2012年4月3日星期二

Food ads and Socioeconomic identities

      According to Joshua Freedman and Dan Jurafsky, the authors of "Authenticity in America: Class Distinctions in Potato Chip Advertising", food is a striking marker of socioeconomic class identity. So in order to investigate the relationship between different food and different class identities through various food descriptions, the authors compared the advertisements of twelve common brands of potato chips in America, and analyzed the differences of the languages they use to appeal their respective customers with different statuses. Finally, they found the several facts which indeed can prove their initial assumption. Firstly, the more expensive chips, which are also those targeted at higher-class customers usually use more complex language than inexpensive chips, which aimed at lower-class customers. Because general speaking, the people who have higher status obtained higher educations. More expensive chips thus were designed with more complex language in order to attract more higher-class buyers who believe that the product is somehow conform to their educational levels. Secondly, advertisers used significantly more words or statements relating to health on expensive chip packaging than on inexpensive chip packaging, which is exactly corresponding to the research result that "in the United States and many other countries over the last 100 years have found higher mortality rates in people of lower-class status".(48) Moreover, expensive chip advertising is full of comparison and negation to distance the higher socioeconomic classes from lower socioeconomic classes and their tastes by establishing the distinction between upper-class food taste and lower-class food taste. Finally, upper class has different authentic forms from lower class. For most upper classes, authentic food refer to natural, healthy, and not artificial food; however, authentic food for working classes usually is American traditions or family traditions, and located in the American landscape. 

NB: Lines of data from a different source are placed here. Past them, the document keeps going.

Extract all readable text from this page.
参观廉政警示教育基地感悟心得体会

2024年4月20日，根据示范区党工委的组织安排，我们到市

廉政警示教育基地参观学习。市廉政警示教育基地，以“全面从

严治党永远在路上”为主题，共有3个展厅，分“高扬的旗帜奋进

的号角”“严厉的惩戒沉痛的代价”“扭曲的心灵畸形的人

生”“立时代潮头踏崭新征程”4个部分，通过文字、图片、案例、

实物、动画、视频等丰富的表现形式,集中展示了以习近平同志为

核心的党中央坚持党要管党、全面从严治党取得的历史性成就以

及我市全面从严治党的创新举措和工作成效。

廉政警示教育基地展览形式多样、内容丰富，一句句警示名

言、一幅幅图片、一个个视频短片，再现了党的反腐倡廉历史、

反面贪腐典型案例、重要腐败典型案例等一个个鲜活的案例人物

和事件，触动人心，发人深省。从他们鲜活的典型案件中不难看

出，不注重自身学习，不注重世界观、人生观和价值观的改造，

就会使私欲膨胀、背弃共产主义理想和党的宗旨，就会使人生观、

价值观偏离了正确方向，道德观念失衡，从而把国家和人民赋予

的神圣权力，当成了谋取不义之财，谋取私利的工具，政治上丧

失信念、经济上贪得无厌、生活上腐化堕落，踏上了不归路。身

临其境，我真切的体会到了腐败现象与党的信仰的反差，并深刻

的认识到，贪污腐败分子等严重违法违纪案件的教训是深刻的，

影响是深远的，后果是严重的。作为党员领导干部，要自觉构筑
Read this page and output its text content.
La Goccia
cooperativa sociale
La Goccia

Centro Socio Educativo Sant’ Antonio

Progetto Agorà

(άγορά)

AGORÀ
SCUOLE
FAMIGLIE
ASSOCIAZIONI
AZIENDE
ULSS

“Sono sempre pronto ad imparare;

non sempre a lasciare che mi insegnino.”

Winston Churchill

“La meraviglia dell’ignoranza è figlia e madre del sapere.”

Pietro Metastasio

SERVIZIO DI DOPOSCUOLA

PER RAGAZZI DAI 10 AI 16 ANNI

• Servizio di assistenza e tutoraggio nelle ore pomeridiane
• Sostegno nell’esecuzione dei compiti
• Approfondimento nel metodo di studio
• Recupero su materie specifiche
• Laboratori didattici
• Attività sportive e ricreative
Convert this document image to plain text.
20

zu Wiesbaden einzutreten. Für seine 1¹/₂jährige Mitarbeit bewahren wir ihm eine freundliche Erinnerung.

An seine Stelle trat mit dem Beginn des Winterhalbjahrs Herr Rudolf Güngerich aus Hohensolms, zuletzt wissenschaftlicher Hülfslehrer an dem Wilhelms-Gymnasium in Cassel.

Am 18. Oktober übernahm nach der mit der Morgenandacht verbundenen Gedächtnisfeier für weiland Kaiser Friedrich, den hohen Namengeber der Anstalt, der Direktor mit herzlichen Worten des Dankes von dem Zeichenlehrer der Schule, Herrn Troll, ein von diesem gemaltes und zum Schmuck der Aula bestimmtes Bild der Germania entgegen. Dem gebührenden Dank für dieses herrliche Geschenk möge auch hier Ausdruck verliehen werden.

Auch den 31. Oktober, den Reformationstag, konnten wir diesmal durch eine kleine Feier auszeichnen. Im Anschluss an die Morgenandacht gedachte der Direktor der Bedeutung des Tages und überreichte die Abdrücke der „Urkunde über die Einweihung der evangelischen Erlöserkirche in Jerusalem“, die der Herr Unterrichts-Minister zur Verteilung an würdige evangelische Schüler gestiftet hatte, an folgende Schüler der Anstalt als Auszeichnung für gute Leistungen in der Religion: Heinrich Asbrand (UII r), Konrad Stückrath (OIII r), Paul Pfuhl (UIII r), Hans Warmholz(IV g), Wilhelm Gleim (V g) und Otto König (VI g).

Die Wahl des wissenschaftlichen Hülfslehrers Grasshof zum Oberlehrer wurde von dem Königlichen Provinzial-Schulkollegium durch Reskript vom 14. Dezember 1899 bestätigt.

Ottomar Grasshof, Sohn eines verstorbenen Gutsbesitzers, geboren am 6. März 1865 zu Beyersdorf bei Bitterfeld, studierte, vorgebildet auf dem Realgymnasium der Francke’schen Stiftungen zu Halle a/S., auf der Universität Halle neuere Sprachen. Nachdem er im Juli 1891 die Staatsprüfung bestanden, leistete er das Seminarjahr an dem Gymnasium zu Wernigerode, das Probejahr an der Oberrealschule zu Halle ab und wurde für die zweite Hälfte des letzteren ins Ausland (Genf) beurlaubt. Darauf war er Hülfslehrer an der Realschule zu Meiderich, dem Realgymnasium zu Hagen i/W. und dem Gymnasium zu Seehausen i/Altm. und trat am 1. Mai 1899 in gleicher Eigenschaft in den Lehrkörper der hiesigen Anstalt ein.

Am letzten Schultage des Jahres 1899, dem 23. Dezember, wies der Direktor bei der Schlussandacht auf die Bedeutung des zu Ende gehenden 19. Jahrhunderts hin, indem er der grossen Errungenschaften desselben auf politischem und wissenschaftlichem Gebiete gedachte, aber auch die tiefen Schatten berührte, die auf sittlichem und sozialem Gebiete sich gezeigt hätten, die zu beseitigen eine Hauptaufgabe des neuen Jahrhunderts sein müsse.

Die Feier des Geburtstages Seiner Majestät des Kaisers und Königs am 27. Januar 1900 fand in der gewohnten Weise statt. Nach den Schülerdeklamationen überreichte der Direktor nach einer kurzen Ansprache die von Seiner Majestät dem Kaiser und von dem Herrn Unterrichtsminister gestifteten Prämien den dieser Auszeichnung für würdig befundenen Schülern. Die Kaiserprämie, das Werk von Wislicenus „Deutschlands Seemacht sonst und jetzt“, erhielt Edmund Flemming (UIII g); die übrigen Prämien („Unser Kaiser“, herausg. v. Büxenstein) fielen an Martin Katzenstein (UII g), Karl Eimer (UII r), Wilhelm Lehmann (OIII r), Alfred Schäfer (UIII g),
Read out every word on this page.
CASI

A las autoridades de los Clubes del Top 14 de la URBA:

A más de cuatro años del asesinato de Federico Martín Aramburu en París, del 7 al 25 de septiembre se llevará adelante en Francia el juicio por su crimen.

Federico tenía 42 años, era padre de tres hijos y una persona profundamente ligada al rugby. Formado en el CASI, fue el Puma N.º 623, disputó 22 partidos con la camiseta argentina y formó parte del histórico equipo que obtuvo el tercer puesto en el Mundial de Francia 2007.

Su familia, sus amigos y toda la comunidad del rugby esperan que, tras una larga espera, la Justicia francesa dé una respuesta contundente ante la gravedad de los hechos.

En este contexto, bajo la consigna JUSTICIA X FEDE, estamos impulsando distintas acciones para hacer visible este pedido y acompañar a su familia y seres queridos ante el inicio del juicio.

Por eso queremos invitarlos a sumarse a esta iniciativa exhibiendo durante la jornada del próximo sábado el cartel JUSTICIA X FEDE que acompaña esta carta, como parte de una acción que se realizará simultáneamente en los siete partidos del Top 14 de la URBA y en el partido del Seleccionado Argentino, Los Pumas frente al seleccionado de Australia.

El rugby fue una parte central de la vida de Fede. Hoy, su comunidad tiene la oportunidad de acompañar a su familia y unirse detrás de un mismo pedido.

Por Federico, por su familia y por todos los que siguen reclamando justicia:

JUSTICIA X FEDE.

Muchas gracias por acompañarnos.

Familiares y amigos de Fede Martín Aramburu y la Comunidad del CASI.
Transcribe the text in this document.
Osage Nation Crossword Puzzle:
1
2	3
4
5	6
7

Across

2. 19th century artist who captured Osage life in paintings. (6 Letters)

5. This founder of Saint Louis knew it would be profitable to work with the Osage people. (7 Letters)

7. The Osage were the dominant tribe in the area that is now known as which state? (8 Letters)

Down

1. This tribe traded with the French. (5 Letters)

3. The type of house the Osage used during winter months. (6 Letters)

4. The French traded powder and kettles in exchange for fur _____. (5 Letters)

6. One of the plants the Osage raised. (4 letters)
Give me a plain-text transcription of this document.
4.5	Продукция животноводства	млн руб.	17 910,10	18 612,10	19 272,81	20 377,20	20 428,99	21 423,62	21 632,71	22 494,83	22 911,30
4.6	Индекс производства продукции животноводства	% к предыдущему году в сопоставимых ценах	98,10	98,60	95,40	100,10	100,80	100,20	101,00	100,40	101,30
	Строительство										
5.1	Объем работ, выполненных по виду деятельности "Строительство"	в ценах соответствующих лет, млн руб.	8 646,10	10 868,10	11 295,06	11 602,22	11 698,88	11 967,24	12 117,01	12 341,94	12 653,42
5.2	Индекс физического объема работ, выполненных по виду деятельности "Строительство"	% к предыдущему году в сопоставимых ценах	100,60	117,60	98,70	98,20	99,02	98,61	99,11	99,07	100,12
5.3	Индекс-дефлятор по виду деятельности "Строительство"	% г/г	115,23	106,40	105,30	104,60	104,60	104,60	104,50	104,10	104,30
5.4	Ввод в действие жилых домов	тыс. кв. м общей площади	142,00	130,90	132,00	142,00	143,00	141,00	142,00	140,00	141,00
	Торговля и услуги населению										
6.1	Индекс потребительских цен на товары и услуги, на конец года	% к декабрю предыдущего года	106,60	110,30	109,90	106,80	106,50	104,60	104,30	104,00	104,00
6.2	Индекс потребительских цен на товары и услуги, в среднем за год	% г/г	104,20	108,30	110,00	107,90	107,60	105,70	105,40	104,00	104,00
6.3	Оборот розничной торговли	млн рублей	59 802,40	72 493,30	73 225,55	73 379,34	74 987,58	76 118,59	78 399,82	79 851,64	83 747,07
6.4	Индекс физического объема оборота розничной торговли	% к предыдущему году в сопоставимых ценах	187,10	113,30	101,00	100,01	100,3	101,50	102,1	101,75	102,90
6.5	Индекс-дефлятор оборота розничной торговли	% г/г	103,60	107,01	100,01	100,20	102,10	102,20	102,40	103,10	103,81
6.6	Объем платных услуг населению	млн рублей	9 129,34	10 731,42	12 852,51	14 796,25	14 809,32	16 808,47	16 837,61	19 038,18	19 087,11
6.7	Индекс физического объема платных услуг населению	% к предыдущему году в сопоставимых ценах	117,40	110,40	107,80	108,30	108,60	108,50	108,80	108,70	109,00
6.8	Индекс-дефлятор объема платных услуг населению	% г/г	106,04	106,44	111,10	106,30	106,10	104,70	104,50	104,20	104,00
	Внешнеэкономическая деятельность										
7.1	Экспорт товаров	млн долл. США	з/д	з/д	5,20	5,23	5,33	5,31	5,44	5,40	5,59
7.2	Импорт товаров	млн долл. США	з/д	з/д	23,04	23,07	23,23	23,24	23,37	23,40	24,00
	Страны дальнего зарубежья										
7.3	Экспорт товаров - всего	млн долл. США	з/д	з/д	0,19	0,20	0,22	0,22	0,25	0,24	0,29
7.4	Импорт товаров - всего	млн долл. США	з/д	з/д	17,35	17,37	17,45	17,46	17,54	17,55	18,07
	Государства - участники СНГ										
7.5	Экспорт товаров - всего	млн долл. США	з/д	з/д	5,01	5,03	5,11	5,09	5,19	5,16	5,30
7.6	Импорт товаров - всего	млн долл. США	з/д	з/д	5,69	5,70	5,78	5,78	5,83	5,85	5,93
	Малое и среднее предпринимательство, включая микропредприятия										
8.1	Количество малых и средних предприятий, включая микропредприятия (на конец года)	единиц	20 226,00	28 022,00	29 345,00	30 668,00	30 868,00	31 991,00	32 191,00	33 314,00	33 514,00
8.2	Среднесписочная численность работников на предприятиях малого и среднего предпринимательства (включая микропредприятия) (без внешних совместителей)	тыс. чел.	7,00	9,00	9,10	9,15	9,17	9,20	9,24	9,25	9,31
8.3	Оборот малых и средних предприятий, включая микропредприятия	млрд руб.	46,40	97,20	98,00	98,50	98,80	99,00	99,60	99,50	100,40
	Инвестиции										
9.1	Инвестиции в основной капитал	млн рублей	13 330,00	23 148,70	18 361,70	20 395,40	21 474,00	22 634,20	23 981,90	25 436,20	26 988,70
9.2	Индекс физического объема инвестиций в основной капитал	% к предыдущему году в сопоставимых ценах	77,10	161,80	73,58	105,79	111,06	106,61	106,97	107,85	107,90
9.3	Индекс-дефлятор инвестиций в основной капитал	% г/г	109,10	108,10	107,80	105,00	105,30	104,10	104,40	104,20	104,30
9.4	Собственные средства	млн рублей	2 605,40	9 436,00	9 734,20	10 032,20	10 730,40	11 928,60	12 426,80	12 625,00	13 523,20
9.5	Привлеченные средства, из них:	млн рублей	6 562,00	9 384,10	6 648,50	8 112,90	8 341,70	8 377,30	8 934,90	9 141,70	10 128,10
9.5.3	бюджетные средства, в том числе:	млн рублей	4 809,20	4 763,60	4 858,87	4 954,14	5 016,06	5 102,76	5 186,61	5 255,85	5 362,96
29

      Among the four outstanding differences of language in several potato chips advertisements according to different social classes, I was convinced that the people who have different statuses indeed have different tastes of food and different requirements for food. Food companies emphasize these differences in their advertisements in order to appeal customers with different statues. Furthermore, through the compare of these four aspects, I noticed that higher-class people have different educational levels, health conditions and opinions about authenticity from lower or working-class people in general. And more noteworthy situation is that most higher-class people attempt to extend the distance between themselves and lower-class people in various details.